Here is the President of the United States addressing the issue of financial reform and regurgitating Sorkin’s false information in the current interview with Rolling Stone:
“I’ve looked at some of Rolling Stone‘s articles that say, ‘This didn’t go far enough, we didn’t institute Glass-Steagall’ and so forth, and I pushed my economic team very hard on some of those questions. But there is not evidence that having Glass-Steagall in place would somehow change the dynamic. Lehman Brothers wasn’t a commercial bank, it was an investment bank. AIG wasn’t an FDIC-insured bank, it was an insurance institution. So the problem in today’s financial sector can’t be solved simply by reimposing models that were created in the 1930s.”
And, here are the accurate facts as we published in this space, as well as at AlterNet on July 2, 2012:
“Lehman Brothers owned two FDIC insured banks, Lehman Brothers Bank, FSB and Lehman Brothers Commercial Bank. Together, they held $17.2 billion in assets as of June 30, 2008, 75 days before Lehman went belly up. Lehman Brothers Banks FSB is where Lehman handled its mortgage loan originations. When the FDIC approved the Lehman Brothers Commercial Bank application in 2005, it specifically noted that the FDIC insured bank ‘anticipates acting as a derivatives intermediary, engaged in matched trading of interest rate products, primarily interest rate swaps, as well as forward purchase agreements and options contracts.’
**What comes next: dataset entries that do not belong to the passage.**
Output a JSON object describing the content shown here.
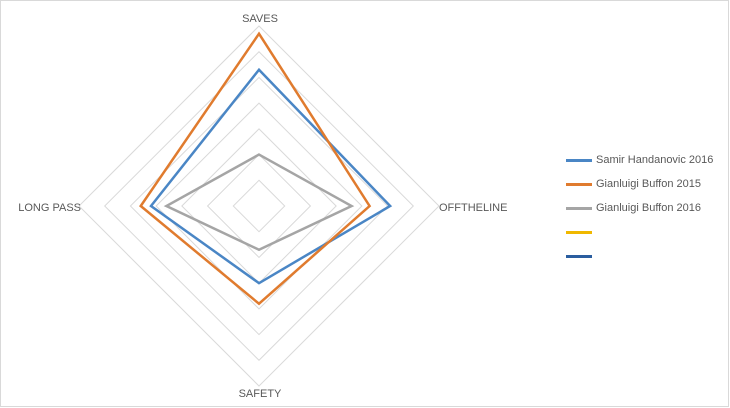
{
  "chart_data": {
    "type": "radar",
    "axes": [
      "SAVES",
      "OFFTHELINE",
      "SAFETY",
      "LONG PASS"
    ],
    "range": [
      0,
      7
    ],
    "grid": true,
    "legend_position": "right",
    "series": [
      {
        "name": "Samir Handanovic 2016",
        "color": "#4a86c5",
        "values": [
          5.3,
          5.1,
          3.0,
          4.2
        ]
      },
      {
        "name": "Gianluigi Buffon 2015",
        "color": "#e07b2e",
        "values": [
          6.7,
          4.3,
          3.8,
          4.6
        ]
      },
      {
        "name": "Gianluigi Buffon 2016",
        "color": "#a5a5a5",
        "values": [
          2.0,
          3.6,
          1.7,
          3.6
        ]
      },
      {
        "name": "",
        "color": "#f0b800",
        "values": []
      },
      {
        "name": "",
        "color": "#2a5d9f",
        "values": []
      }
    ]
  }
}
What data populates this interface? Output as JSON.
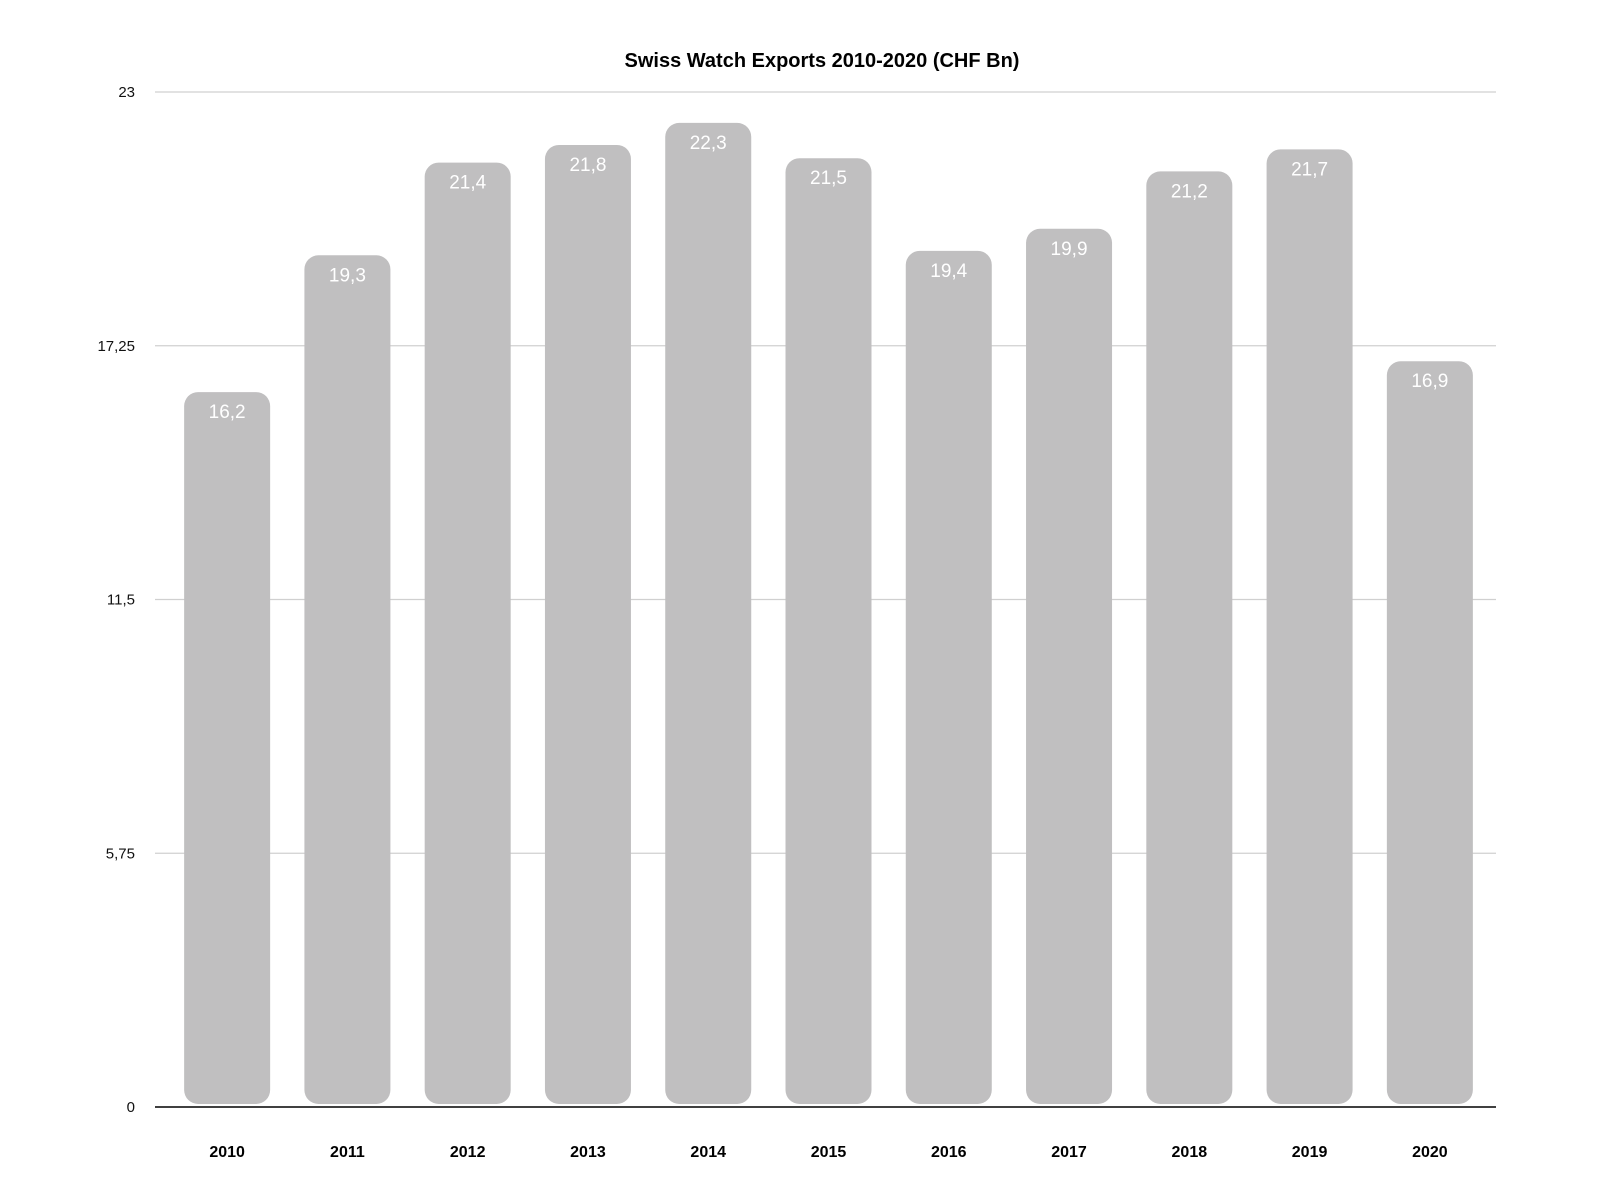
{
  "chart_data": {
    "type": "bar",
    "title": "Swiss Watch Exports 2010-2020 (CHF Bn)",
    "xlabel": "",
    "ylabel": "",
    "categories": [
      "2010",
      "2011",
      "2012",
      "2013",
      "2014",
      "2015",
      "2016",
      "2017",
      "2018",
      "2019",
      "2020"
    ],
    "values": [
      16.2,
      19.3,
      21.4,
      21.8,
      22.3,
      21.5,
      19.4,
      19.9,
      21.2,
      21.7,
      16.9
    ],
    "data_labels": [
      "16,2",
      "19,3",
      "21,4",
      "21,8",
      "22,3",
      "21,5",
      "19,4",
      "19,9",
      "21,2",
      "21,7",
      "16,9"
    ],
    "ylim": [
      0,
      23
    ],
    "y_ticks": [
      0,
      5.75,
      11.5,
      17.25,
      23
    ],
    "y_tick_labels": [
      "0",
      "5,75",
      "11,5",
      "17,25",
      "23"
    ],
    "grid": true,
    "legend": "none",
    "colors": {
      "bar": "#c0bfc0",
      "grid": "#d0d0d0",
      "axis": "#000000",
      "data_label": "#ffffff"
    }
  }
}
“Merrill Lynch also owned three FDIC insured banks. At an FDIC symposium held at the National Press Club in 2003, Merrill Senior VP, John Qua, explained the banking side of Merrill as follows:
‘Merrill Lynch conducts banking in the United States through two depository institutions – Merrill Lynch Bank USA, a Utah industrial loan corporation; and Merrill Lynch Bank and Trust, a New Jersey state non-member bank. We also own a federal savings bank that offers personal trust services to our clients. And we conduct significant banking activities outside the United States through banks in London, Dublin, Switzerland, and elsewhere. The combined balance sheet of our global banks is approximately $100 billion.’
“Bear Stearns owned Bear Stearns Bank Ireland, which is now part of JPMorgan and called JPMorgan Bank (Dublin) PLC. According to JPMorgan, ‘It is the only EU passported bank in the non-bank chain of JPMorgan and provides the firm with direct access to the European Central Bank repo window. It has also been added to the JPMorgan Jumbo issuance programs to issue structured securities for distribution outside the United States.’
“As for the statement that AIG was ‘an insurance company that was also unrelated to Glass-Steagall,’ one has the initial reaction to cancel one’s subscription to the New York Times. AIG owned, in 2008 at the time of the crisis, the FDIC insured AIG Federal Savings Bank. On June 30, 2008, it held $1 billion in assets. AIG also owned 71 U.S.-based insurance entities and 176 other financial services companies throughout the world, including AIG Financial Products which blew up the whole company selling credit default derivatives. What this has to do with Glass-Steagall is that the same deregulation legislation, the Gramm-Leach-Bliley Act that gutted Glass-Steagall in 1999, also gutted the 1956 Bank Holding Company Act and allowed insurance companies and securities firms to be housed under the same umbrella in financial holding companies.”
Today, strong voices around the globe are calling for the restoration of the Glass-Steagall Act. We wholeheartedly support that view. Before the President of the United States can offer an informed opinion on the need for the Glass-Steagall Act, he needs to accurately assess the facts. Clearly, those facts can no longer come from reading the newspaper.
After multiple requests to the New York Times, we are once again today asking its Public Editor to correct the Sorkin article. We’ll do the same at Rolling Stone and update this article should corrections emerge.